Author's notes: I know we're all having EOverload and post-reunion fatigue, so here's another quick chapter to help maintain the instanity. 3 Thank you for your kind and motivating reviews!
She had read the last lines again and again before she comprehended them. Her shaking hands and pounding heart had made the words come apart on the page. Her lungs now ached to expand, but the walls of her office closed in on her, refusing to let her breathe. In a daze, she stood from her desk, looking left and right for her coat before finding it on the back of her chair. She tucked her hair behind her ears and tried to shake off the look of panic on her face as she opened her office door and walked with intent past the empty desks of her squad.

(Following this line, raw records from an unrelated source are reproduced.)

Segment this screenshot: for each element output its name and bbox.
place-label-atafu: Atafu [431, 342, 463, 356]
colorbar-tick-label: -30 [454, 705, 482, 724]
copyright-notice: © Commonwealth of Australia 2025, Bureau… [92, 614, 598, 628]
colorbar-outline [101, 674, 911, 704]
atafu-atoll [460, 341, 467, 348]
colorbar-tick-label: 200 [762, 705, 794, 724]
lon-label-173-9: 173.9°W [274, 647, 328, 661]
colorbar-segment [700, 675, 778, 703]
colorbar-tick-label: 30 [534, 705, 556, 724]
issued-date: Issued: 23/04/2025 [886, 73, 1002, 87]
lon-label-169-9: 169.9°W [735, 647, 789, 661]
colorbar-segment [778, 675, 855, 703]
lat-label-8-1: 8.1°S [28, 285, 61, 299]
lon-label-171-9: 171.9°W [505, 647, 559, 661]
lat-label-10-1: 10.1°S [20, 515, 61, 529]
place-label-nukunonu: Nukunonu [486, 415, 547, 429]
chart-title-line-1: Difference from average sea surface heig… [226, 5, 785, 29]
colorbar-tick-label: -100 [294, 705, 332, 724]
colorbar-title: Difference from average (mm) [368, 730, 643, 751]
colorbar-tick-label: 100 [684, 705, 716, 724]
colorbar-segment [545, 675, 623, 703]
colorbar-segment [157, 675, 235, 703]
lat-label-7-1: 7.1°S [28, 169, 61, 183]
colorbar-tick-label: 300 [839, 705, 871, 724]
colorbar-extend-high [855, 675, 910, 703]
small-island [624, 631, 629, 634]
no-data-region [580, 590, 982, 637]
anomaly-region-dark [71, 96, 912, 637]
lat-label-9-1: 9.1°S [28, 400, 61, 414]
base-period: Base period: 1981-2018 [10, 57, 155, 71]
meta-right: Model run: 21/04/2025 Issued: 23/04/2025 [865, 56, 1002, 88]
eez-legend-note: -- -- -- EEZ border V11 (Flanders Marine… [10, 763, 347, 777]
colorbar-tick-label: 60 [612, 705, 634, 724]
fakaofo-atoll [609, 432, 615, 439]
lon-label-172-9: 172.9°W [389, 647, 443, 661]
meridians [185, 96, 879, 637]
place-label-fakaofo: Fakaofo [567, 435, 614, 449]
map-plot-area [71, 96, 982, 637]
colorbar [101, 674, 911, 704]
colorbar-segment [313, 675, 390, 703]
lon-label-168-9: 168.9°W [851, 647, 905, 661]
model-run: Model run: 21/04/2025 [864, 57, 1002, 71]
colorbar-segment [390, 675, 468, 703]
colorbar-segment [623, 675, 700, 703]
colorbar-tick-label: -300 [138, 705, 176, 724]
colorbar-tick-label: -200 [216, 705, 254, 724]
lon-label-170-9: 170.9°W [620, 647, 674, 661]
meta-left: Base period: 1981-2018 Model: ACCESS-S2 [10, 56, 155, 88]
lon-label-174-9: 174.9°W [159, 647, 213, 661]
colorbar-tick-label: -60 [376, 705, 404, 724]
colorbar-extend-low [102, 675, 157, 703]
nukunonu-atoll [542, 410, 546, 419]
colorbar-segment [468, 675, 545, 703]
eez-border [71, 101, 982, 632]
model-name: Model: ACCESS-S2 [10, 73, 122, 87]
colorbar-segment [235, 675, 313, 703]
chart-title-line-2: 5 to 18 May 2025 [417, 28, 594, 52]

She took the stairs, unable to stop her body from moving until the cold air finally hit her skin and halted her course just long enough to breathe the night in and out. Then she was in motion again, her body aimed at his, taking no heed of the warnings sounding in her brain. She'd thought all of this fervor had been stripped, burned, trained out of her over the last eight years, but as she made her way down the sidewalk toward his hotel, her entire body pulsed with no-longer-dormant emotion, with words she needed to say to him — with the anger she was trying to stifle before she reached her destination. She circled the block, reminding herself of all the reasons to have this final conversation calmly.
When she stepped through the automatic doors of the Manhattan hotel, her face was placid, her body unruffled to anyone on the outside — where she intended to keep him. As she reached for her phone in the pocket of her jacket, suddenly Elliot was beside her, walking swiftly past her, and she opened her mouth to stop him.
"Elliot," she called out, and he swung around in almost a panic, his arm coming down from his damp brow.
"Hey, what're you doing here?" he said, trying to catch his breath as she took slow, detecting steps toward him.
"What just happened?" she asked, concern momentarily replacing all else.
"Whatdoyou mean?" he retorted, swallowing down his nerves as though she couldn't see right through him.
"You okay?" she pressed, tilting her head with a hint of suspicion added to her worry.
"I'm fine." he said too quickly, too defensively. "What's goin on?" he asked as if in a hurry to handle any business. "Why are you here?" His last question stung; he was the one keeping her on the outside, she realized, and she immediately re-adjusted her tone from seeking to giving explanations.
"I was just out at Hunt's Point, and I, uh…" she began, looking down to her pocket, from which she lifted the opened envelope as he nodded, hurrying her. "I read your letter, and... I thought we'd talk about it."
She watched his face conflict as he rubbed anxiously at his eyebrow. His phone chirped from his coat, and he reached back for it before the words had even left his mouth. "I want to talk. I just, um– I can't right now," he said hoarsely, meeting her eyes for a quick moment before he turned his back to leave.
"Hey," she heard herself call, following him a couple steps further into the lobby.
"Yeah?" he breathed, turning toward her again, his body itching to escape.
"Are you working?" she questioned, hiding her untamed need for more from him behind shop talk, like they'd always done. He opened his mouth to answer, but the phone ringing in his hand pulled his attention more than she did.
"I gotta go," he said, with a look that made her realize she no longer knew what he was thinking. "Stabler. Yeah, I'll meet you out front in 20... Okay." She watched him walk away from her, his voice unintelligible as he spoke into his phone before looking back at her static, foolish presence. She felt her hands and throat tightening as he tried to give her a reassuring nod, and then he disappeared, again.
She stood there a moment longer, the pounding in her chest a decade-long deja vu. "You wanna talk?" "No." "You wanna take a day?" "I'm fine." She turned around, and she walked away too, their last conversation more meaningful than he could possibly know.